Our Music Curriculum

At Kitwell we believe that Music is a unique way of communicating, that can inspire and motivate children. We want music lessons to be fun, creative and engaging.  Music at Kitwell reflects the culture and society that we live in.  We want children to feel confident, reflective and expressive, developing their own appreciation of music with the opportunities provided in school. 

The aims of music teaching are to enable children to:

  • Know and understand how sounds are made and then organised into music structures;
  • Know how music is made through a variety of instruments;
  • Know how music is composed and written down;
  • Know how music is influenced by the time, place and purpose for which it was written;
  • Develop the inter-related skills of performing, composing and appreciating music.

We use Kapow Primary Music Scheme. Click here to find out more.



At Kitwell, we use the Kapow Primary music scheme across the school. The intention is first and foremost to help children to feel that they are musical, and to develop a life-long love of music. Each class teacher uses the scheme and adapts it to ensure every child can access and enjoy music within our school.

We focus on developing the skills, knowledge and understanding that children need in order to become confident performers, composers, and listeners. Our curriculum introduces children to music from all around the world and across generations, teaching children to respect and appreciate the music of all traditions and communities. Children will develop the musical skills of singing, playing tuned and untuned instruments, improvising and composing music, and listening and responding to music. They will develop an understanding of the history and cultural context of the music that they listen to and learn how music can be written down. Through music, our curriculum helps children develop transferable skills such as team-working, leadership, creative thinking, problem-solving, decision-making, and presentation and performance skills. These skills are vital to children’s development as learners and have a wider application in their general lives outside and beyond school.
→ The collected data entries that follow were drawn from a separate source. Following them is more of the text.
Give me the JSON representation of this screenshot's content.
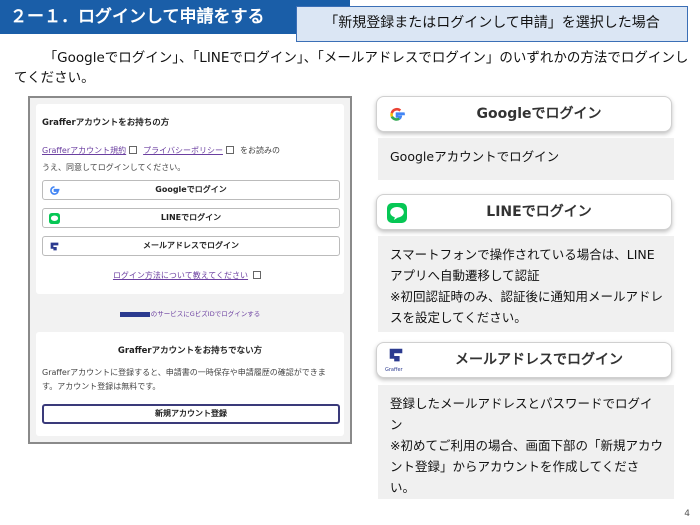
{
  "header": {
    "title": "２ー１．ログインして申請をする",
    "scenario": "「新規登録またはログインして申請」を選択した場合"
  },
  "intro": "「Googleでログイン」、「LINEでログイン」、「メールアドレスでログイン」のいずれかの方法でログインしてください。",
  "mock": {
    "account_heading": "Grafferアカウントをお持ちの方",
    "terms_link": "Grafferアカウント規約",
    "privacy_link": "プライバシーポリシー",
    "terms_suffix": "をお読みの",
    "terms_line2": "うえ、同意してログインしてください。",
    "google_button": "Googleでログイン",
    "line_button": "LINEでログイン",
    "mail_button": "メールアドレスでログイン",
    "howto_link": "ログイン方法について教えてください",
    "gbiz_link": "のサービスにGビズIDでログインする",
    "no_account_heading": "Grafferアカウントをお持ちでない方",
    "no_account_text": "Grafferアカウントに登録すると、申請書の一時保存や申請履歴の確認ができます。アカウント登録は無料です。",
    "register_button": "新規アカウント登録"
  },
  "right": {
    "google_label": "Googleでログイン",
    "google_desc": "Googleアカウントでログイン",
    "line_label": "LINEでログイン",
    "line_desc_1": "スマートフォンで操作されている場合は、LINEアプリへ自動遷移して認証",
    "line_desc_2": "※初回認証時のみ、認証後に通知用メールアドレスを設定してください。",
    "mail_label": "メールアドレスでログイン",
    "mail_brand": "Graffer",
    "mail_desc_1": "登録したメールアドレスとパスワードでログイン",
    "mail_desc_2": "※初めてご利用の場合、画面下部の「新規アカウント登録」からアカウントを作成してください。"
  },
  "page_number": "4",
  "colors": {
    "title_bg": "#1a5ea8",
    "scenario_bg": "#dbe6f4",
    "link_purple": "#6b3fa0",
    "line_green": "#06c755",
    "graffer_navy": "#2b3a8f"
  }
}
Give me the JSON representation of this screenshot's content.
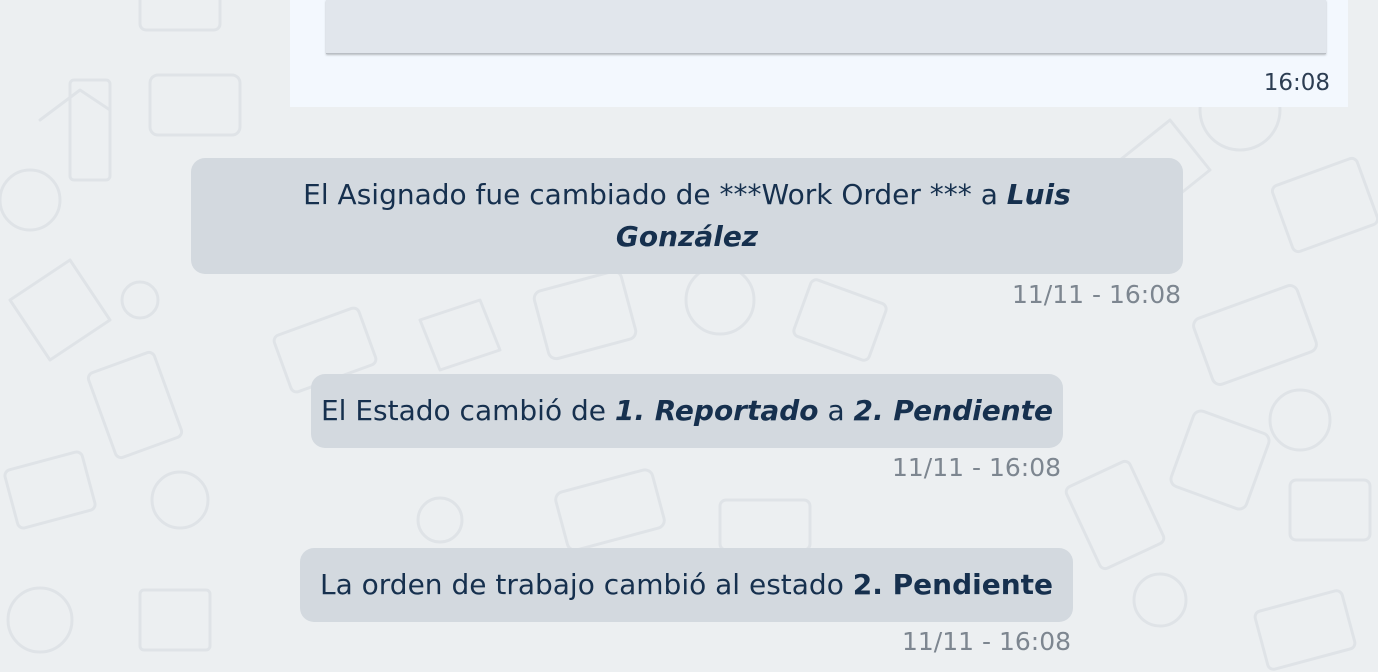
{
  "outgoing_message": {
    "time": "16:08"
  },
  "events": [
    {
      "prefix": "El Asignado fue cambiado de ***Work Order *** a ",
      "to_value": "Luis González",
      "timestamp": "11/11 - 16:08"
    },
    {
      "prefix": "El Estado cambió de ",
      "from_value": "1. Reportado",
      "connector": " a ",
      "to_value": "2. Pendiente",
      "timestamp": "11/11 - 16:08"
    },
    {
      "prefix": "La orden de trabajo cambió al estado ",
      "to_value": "2. Pendiente",
      "timestamp": "11/11 - 16:08"
    }
  ],
  "colors": {
    "background": "#eceff1",
    "event_bubble": "#d3d9df",
    "outgoing_card": "#f3f8fe",
    "text_primary": "#16304e",
    "timestamp": "#7d8690"
  }
}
Kitwell Primary School takes a holistic approach to music, in which the individual strands below are woven together to create engaging and enriching learning experiences:

  • Performing
  • Listening
  • Composing
  • The history of music
  • The inter-related dimensions of music

Each five-lesson unit combines these strands within a cross-curricular topic designed to capture pupils’ imagination and encourage them to explore music enthusiastically. Our lessons are taught with a combination of weekly sessions and focus days. Our Year 4 class are taught a whole class instrumental each year. Currently, the instruments we use within these sessions are glockenspiels. Over the course of the scheme, children will be taught how to sing fluently, expressively, and play tuned and untuned instruments accurately and with control. They will learn to recognise and name the interrelated dimensions of music - pitch, duration, tempo, timbre, structure, texture and dynamics - and use these expressively in their own improvisations and compositions.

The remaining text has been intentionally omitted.